In the field of resource investigation, AI-based satellite remote sensing technology has deeply integrated into the main business and workflow of resource investigation.
Firstly, various satellite-based remote sensing data with meter-level and sub-meter-level resolution have been fully applied in land resource investigation and monitoring, geological mineral exploration, basic geographic information database updates, and other aspects.
Secondly, through intelligent processing and analysis of high-resolution remote sensing big data, we can quickly extract and discover comprehensive changes in national land resources, achieving high-precision dynamic monitoring of key areas such as residential, commercial, industrial land, forestry land, and agricultural land.
Currently, based on domestic high-resolution (GF), resource (ZY), environment (HJ), and Luojia No.1 satellite data, we have achieved accurate extraction of elements such as water bodies, roads, residential areas, commercial areas, and construction land in key areas, basically meeting the needs of resource investigation.
In terms of environmental monitoring, satellite remote sensing technology has been successfully applied to the monitoring of the atmosphere, water, soil, and vegetation ecological environment. For example,
In atmospheric pollution remote sensing monitoring, intelligent remote sensing image processing and interpretation technology have been successfully applied to detect polluting gases such as sulfur oxides and greenhouse gases like ozone, and to retrieve aerosol optical thickness.

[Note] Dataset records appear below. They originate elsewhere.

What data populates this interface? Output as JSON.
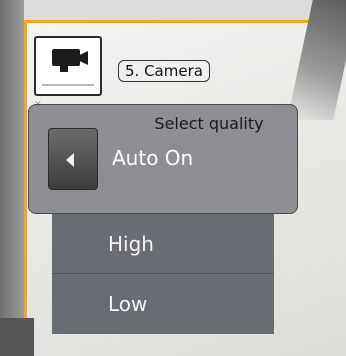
{
  "camera": {
    "label": "5. Camera"
  },
  "quality_menu": {
    "title": "Select quality",
    "current_value": "Auto On",
    "options": [
      "High",
      "Low"
    ]
  },
  "icons": {
    "camera": "video-camera-icon",
    "previous": "triangle-left-icon",
    "close": "close-icon"
  },
  "colors": {
    "accent_border": "#f2a81e",
    "panel_bg": "#787a80",
    "options_bg": "#6a6c73"
  }
}
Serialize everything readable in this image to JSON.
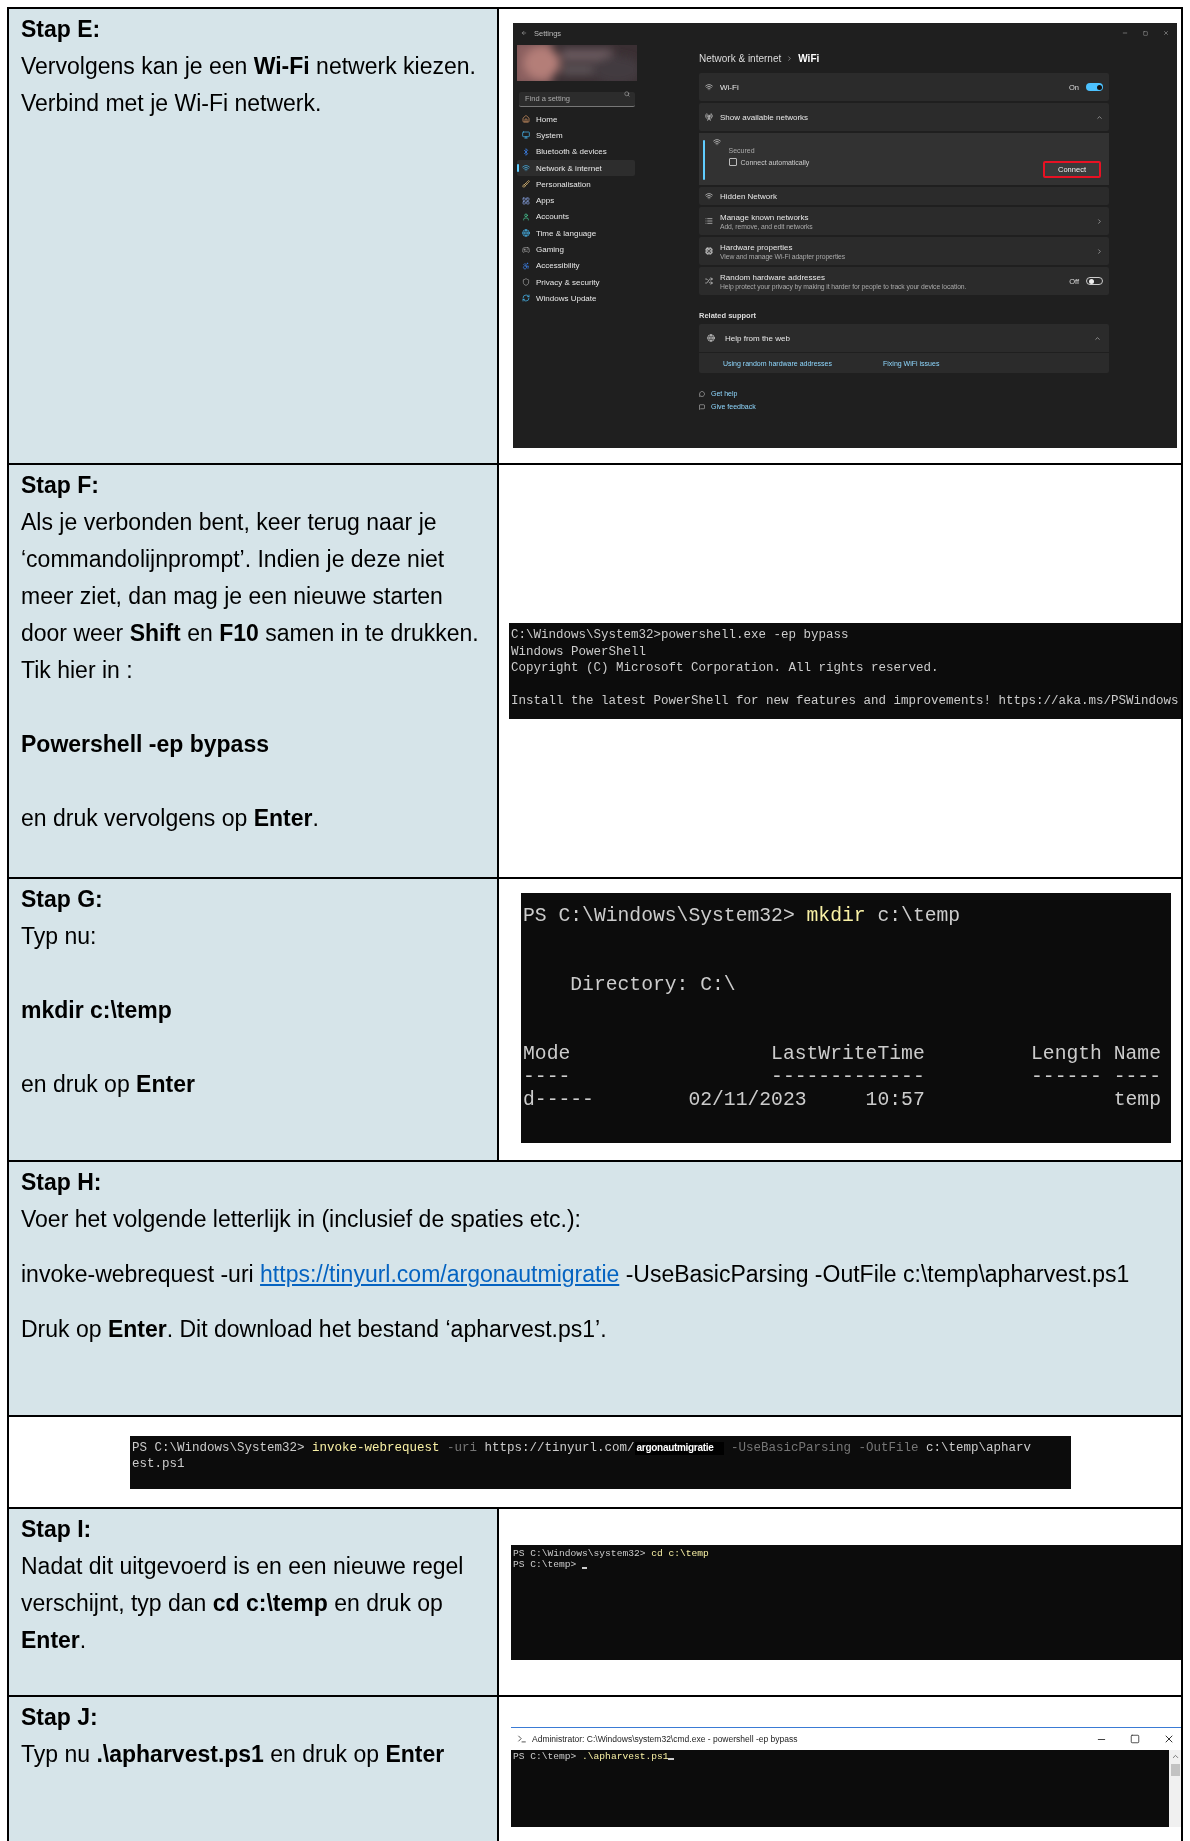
{
  "rows": [
    {
      "kind": "split",
      "title": "Stap E:",
      "paragraphs": [
        {
          "kind": "text",
          "text": "Vervolgens kan je een **Wi-Fi** netwerk kiezen. Verbind met je Wi-Fi netwerk."
        }
      ],
      "screenshot": {
        "kind": "settings",
        "app_title": "Settings",
        "search_placeholder": "Find a setting",
        "nav": [
          {
            "label": "Home",
            "selected": false
          },
          {
            "label": "System",
            "selected": false
          },
          {
            "label": "Bluetooth & devices",
            "selected": false
          },
          {
            "label": "Network & internet",
            "selected": true
          },
          {
            "label": "Personalisation",
            "selected": false
          },
          {
            "label": "Apps",
            "selected": false
          },
          {
            "label": "Accounts",
            "selected": false
          },
          {
            "label": "Time & language",
            "selected": false
          },
          {
            "label": "Gaming",
            "selected": false
          },
          {
            "label": "Accessibility",
            "selected": false
          },
          {
            "label": "Privacy & security",
            "selected": false
          },
          {
            "label": "Windows Update",
            "selected": false
          }
        ],
        "breadcrumb": [
          "Network & internet",
          "WiFi"
        ],
        "rows": [
          {
            "kind": "toggle",
            "title": "Wi-Fi",
            "state_label": "On",
            "on": true
          },
          {
            "kind": "expander",
            "title": "Show available networks",
            "expanded": true
          },
          {
            "kind": "network",
            "status": "Secured",
            "option": "Connect automatically",
            "checked": false,
            "button": "Connect",
            "highlighted": true
          },
          {
            "kind": "plain",
            "title": "Hidden Network"
          },
          {
            "kind": "link",
            "title": "Manage known networks",
            "subtitle": "Add, remove, and edit networks"
          },
          {
            "kind": "link",
            "title": "Hardware properties",
            "subtitle": "View and manage Wi-Fi adapter properties"
          },
          {
            "kind": "toggle",
            "title": "Random hardware addresses",
            "subtitle": "Help protect your privacy by making it harder for people to track your device location.",
            "state_label": "Off",
            "on": false
          }
        ],
        "related_title": "Related support",
        "help": {
          "title": "Help from the web",
          "expanded": true,
          "links": [
            "Using random hardware addresses",
            "Fixing WiFi issues"
          ]
        },
        "footer_links": [
          "Get help",
          "Give feedback"
        ]
      }
    },
    {
      "kind": "split",
      "title": "Stap F:",
      "paragraphs": [
        {
          "kind": "text",
          "text": "Als je verbonden bent, keer terug naar je ‘commandolijnprompt’. Indien je deze niet meer ziet, dan mag je een nieuwe starten door weer **Shift** en **F10** samen in te drukken. Tik hier in :"
        },
        {
          "kind": "command",
          "text": "Powershell -ep bypass"
        },
        {
          "kind": "text",
          "text": "en druk vervolgens op **Enter**."
        }
      ],
      "screenshot": {
        "kind": "console",
        "lines": [
          {
            "kind": "text",
            "cursor": false,
            "parts": [
              {
                "kind": "plain",
                "text": "C:\\Windows\\System32>powershell.exe -ep bypass"
              }
            ]
          },
          {
            "kind": "text",
            "cursor": false,
            "parts": [
              {
                "kind": "plain",
                "text": "Windows PowerShell"
              }
            ]
          },
          {
            "kind": "text",
            "cursor": false,
            "parts": [
              {
                "kind": "plain",
                "text": "Copyright (C) Microsoft Corporation. All rights reserved."
              }
            ]
          },
          {
            "kind": "blank"
          },
          {
            "kind": "text",
            "cursor": false,
            "parts": [
              {
                "kind": "plain",
                "text": "Install the latest PowerShell for new features and improvements! https://aka.ms/PSWindows"
              }
            ]
          }
        ]
      }
    },
    {
      "kind": "split",
      "title": "Stap G:",
      "paragraphs": [
        {
          "kind": "text",
          "text": "Typ nu:"
        },
        {
          "kind": "command",
          "text": "mkdir c:\\temp"
        },
        {
          "kind": "text",
          "text": "en druk op **Enter**"
        }
      ],
      "screenshot": {
        "kind": "zoomed-console",
        "lines": [
          {
            "kind": "text",
            "cursor": false,
            "parts": [
              {
                "kind": "plain",
                "text": "PS C:\\Windows\\System32> "
              },
              {
                "kind": "command",
                "text": "mkdir"
              },
              {
                "kind": "plain",
                "text": " c:\\temp"
              }
            ]
          },
          {
            "kind": "blank"
          },
          {
            "kind": "blank"
          },
          {
            "kind": "text",
            "cursor": false,
            "parts": [
              {
                "kind": "plain",
                "text": "    Directory: C:\\"
              }
            ]
          },
          {
            "kind": "blank"
          },
          {
            "kind": "blank"
          },
          {
            "kind": "text",
            "cursor": false,
            "parts": [
              {
                "kind": "plain",
                "text": "Mode                 LastWriteTime         Length Name"
              }
            ]
          },
          {
            "kind": "text",
            "cursor": false,
            "parts": [
              {
                "kind": "plain",
                "text": "----                 -------------         ------ ----"
              }
            ]
          },
          {
            "kind": "text",
            "cursor": false,
            "parts": [
              {
                "kind": "plain",
                "text": "d-----        02/11/2023     10:57                temp"
              }
            ]
          }
        ]
      }
    },
    {
      "kind": "full_text",
      "title": "Stap H:",
      "paragraphs": [
        {
          "kind": "text",
          "text": "Voer het volgende letterlijk in (inclusief de spaties etc.):"
        },
        {
          "kind": "link",
          "before": "invoke-webrequest -uri ",
          "link": "https://tinyurl.com/argonautmigratie",
          "after": " -UseBasicParsing -OutFile c:\\temp\\apharvest.ps1"
        },
        {
          "kind": "text",
          "text": "Druk op **Enter**. Dit download het bestand ‘apharvest.ps1’."
        }
      ]
    },
    {
      "kind": "full_image",
      "screenshot": {
        "kind": "console",
        "lines": [
          {
            "kind": "text",
            "cursor": false,
            "parts": [
              {
                "kind": "plain",
                "text": "PS C:\\Windows\\System32> "
              },
              {
                "kind": "command",
                "text": "invoke-webrequest"
              },
              {
                "kind": "param",
                "text": " -uri"
              },
              {
                "kind": "plain",
                "text": " https://tinyurl.com/"
              },
              {
                "kind": "redacted",
                "text": "argonautmigratie"
              },
              {
                "kind": "param",
                "text": " -UseBasicParsing -OutFile"
              },
              {
                "kind": "plain",
                "text": " c:\\temp\\apharv"
              }
            ]
          },
          {
            "kind": "text",
            "cursor": false,
            "parts": [
              {
                "kind": "plain",
                "text": "est.ps1"
              }
            ]
          }
        ]
      }
    },
    {
      "kind": "split",
      "title": "Stap I:",
      "paragraphs": [
        {
          "kind": "text",
          "text": "Nadat dit uitgevoerd is en een nieuwe regel verschijnt, typ dan **cd c:\\temp** en druk op **Enter**."
        }
      ],
      "screenshot": {
        "kind": "compact-console",
        "lines": [
          {
            "kind": "text",
            "cursor": false,
            "parts": [
              {
                "kind": "plain",
                "text": "PS C:\\Windows\\system32> "
              },
              {
                "kind": "command",
                "text": "cd c:\\temp"
              }
            ]
          },
          {
            "kind": "text",
            "cursor": true,
            "parts": [
              {
                "kind": "plain",
                "text": "PS C:\\temp> "
              }
            ]
          }
        ]
      }
    },
    {
      "kind": "split",
      "title": "Stap J:",
      "paragraphs": [
        {
          "kind": "text",
          "text": "Typ nu **.\\apharvest.ps1** en druk op **Enter**"
        }
      ],
      "screenshot": {
        "kind": "console-window",
        "title": "Administrator: C:\\Windows\\system32\\cmd.exe - powershell  -ep bypass",
        "lines": [
          {
            "kind": "text",
            "cursor": true,
            "parts": [
              {
                "kind": "plain",
                "text": "PS C:\\temp> "
              },
              {
                "kind": "command",
                "text": ".\\apharvest.ps1"
              }
            ]
          }
        ]
      }
    }
  ]
}
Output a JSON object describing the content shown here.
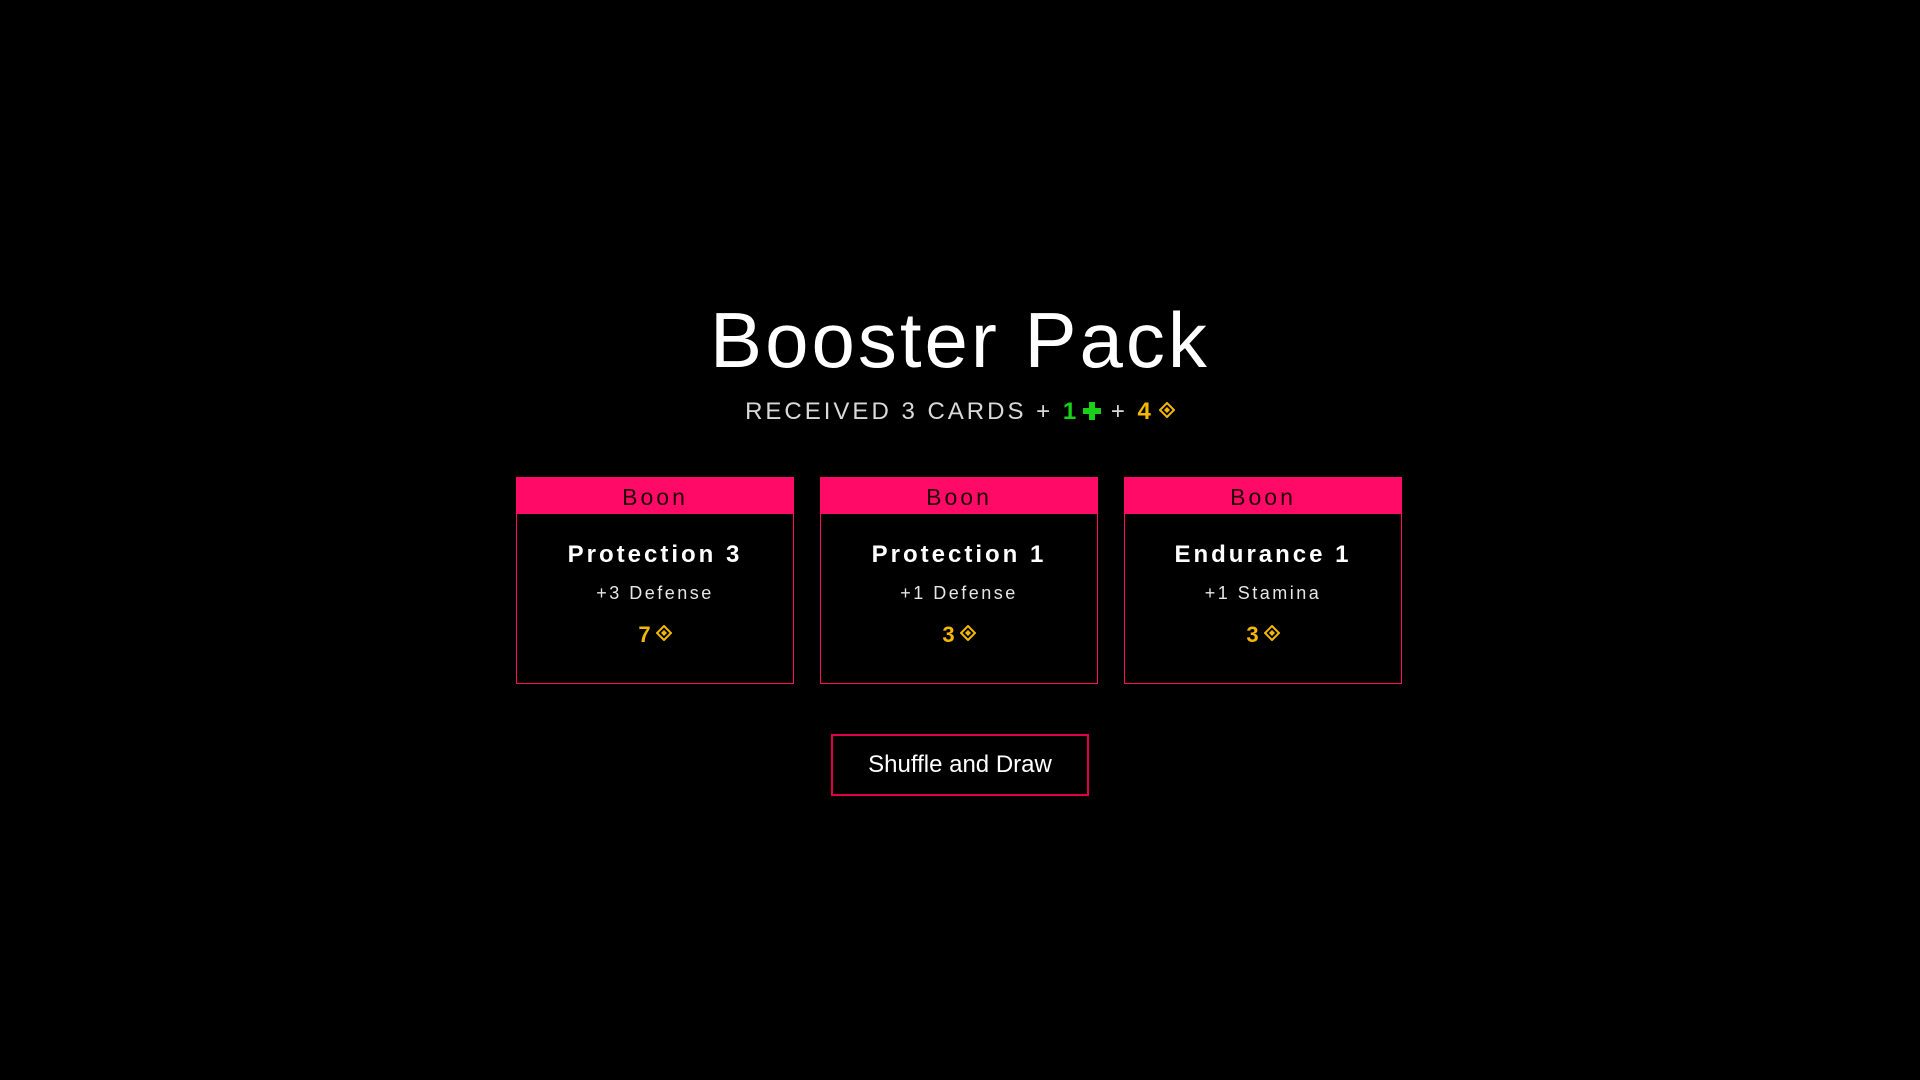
{
  "title": "Booster Pack",
  "subtitle": {
    "prefix": "RECEIVED 3 CARDS + ",
    "health_amount": "1",
    "separator": " + ",
    "gold_amount": "4",
    "health_icon": "plus-icon",
    "gold_icon": "gem-icon"
  },
  "colors": {
    "background": "#000000",
    "accent": "#ff0a66",
    "gold": "#f5b800",
    "health": "#19d119"
  },
  "cards": [
    {
      "type": "Boon",
      "name": "Protection 3",
      "effect": "+3 Defense",
      "cost": "7",
      "cost_icon": "gem-icon"
    },
    {
      "type": "Boon",
      "name": "Protection 1",
      "effect": "+1 Defense",
      "cost": "3",
      "cost_icon": "gem-icon"
    },
    {
      "type": "Boon",
      "name": "Endurance 1",
      "effect": "+1 Stamina",
      "cost": "3",
      "cost_icon": "gem-icon"
    }
  ],
  "actions": {
    "shuffle_label": "Shuffle and Draw"
  }
}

In water pollution remote sensing monitoring, artificial intelligence technology has been applied to the quantitative retrieval of water quality parameters such as chlorophyll, plankton, suspended matter, and eutrophication indicators.
In ecological environment remote sensing retrieval, using artificial intelligence technology can quantitatively retrieve a series of ecological parameters such as leaf area index, biomass, vegetation coverage, vegetation height, vegetation water content, and land surface temperature.
In marine environmental monitoring, unsupervised and semi-supervised deep neural network methods have been applied to monitor the area of marine oil spills, pollution speed, and diffusion direction.
In disaster monitoring, artificial intelligence technology can achieve dynamic monitoring of typical natural disasters such as floods, fires, earthquakes, landslides, and tsunamis. For example,
During the disaster preparedness stage such as daily monitoring and early warning of disasters, satellite intelligent remote sensing technology can identify information such as potential disaster-prone environments, disaster-causing factors, and disaster-bearing bodies, and achieve disaster risk assessment and vulnerability assessment of disaster-bearing bodies through risk grading and regional division of disaster occurrence risks, providing a basis for disaster response and mitigation preparedness measures.
During the disaster emergency response stage, satellite intelligent remote sensing technology is applied to dynamic monitoring of the disaster itself and loss assessment of disaster-bearing bodies, providing important decision-making basis for comprehensive evaluation, secondary disaster risk warning, and disaster relief.
During the post-disaster recovery and reconstruction period, satellite intelligent remote sensing technology effectively supports the formulation of recovery and reconstruction planning in disaster areas, and conducts dynamic evaluation of the progress, benefits, and quality of recovery and reconstruction, providing scientific data references for the effectiveness of recovery and reconstruction and disaster mitigation facility construction.
In smart cities, intelligent satellite-based remote sensing technology is an important means to comprehensively and macroscopically perceive urban status, providing decision support for urban construction, environmental protection, and emergency rescue. For example,
In urban planning and management, combining satellite-based remote sensing with 5G communication, digital twins, and artificial intelligence technologies can build a precise, efficient, and real-time urban spatial planning and management "one map", achieving an intelligent urban monitoring and management system that integrates information from water conservancy, transportation, industry, agriculture, medical care, education, and more.
In smart urban transportation, the combination of spatial information and artificial intelligence technology can conveniently and efficiently identify road traffic operation conditions, providing technical support for traffic control and reducing traffic congestion.
In smart urban water conservancy, intelligent satellite-based remote sensing technology can be used to monitor urban impervious surfaces and water pollution conditions, predicting high-risk areas for floods and waterlogging.
In agriculture, remote sensing image recognition and quantitative retrieval technology can be used to monitor the planting area, type, and spatial distribution of crops, monitor the growth of crops, classify and estimate crop yields, identify and predict crop diseases and pests, and monitor soil moisture and surface evapotranspiration.
In forestry, satellite-based remote sensing has been successfully applied to the monitoring of forestry pests and diseases, surveillance and protection of forestry resources, and estimation of forest biomass.
In aquaculture, satellite-based remote sensing is used to monitor fisheries, oversee foreign fisheries, and monitor the eutrophication of fishery water bodies.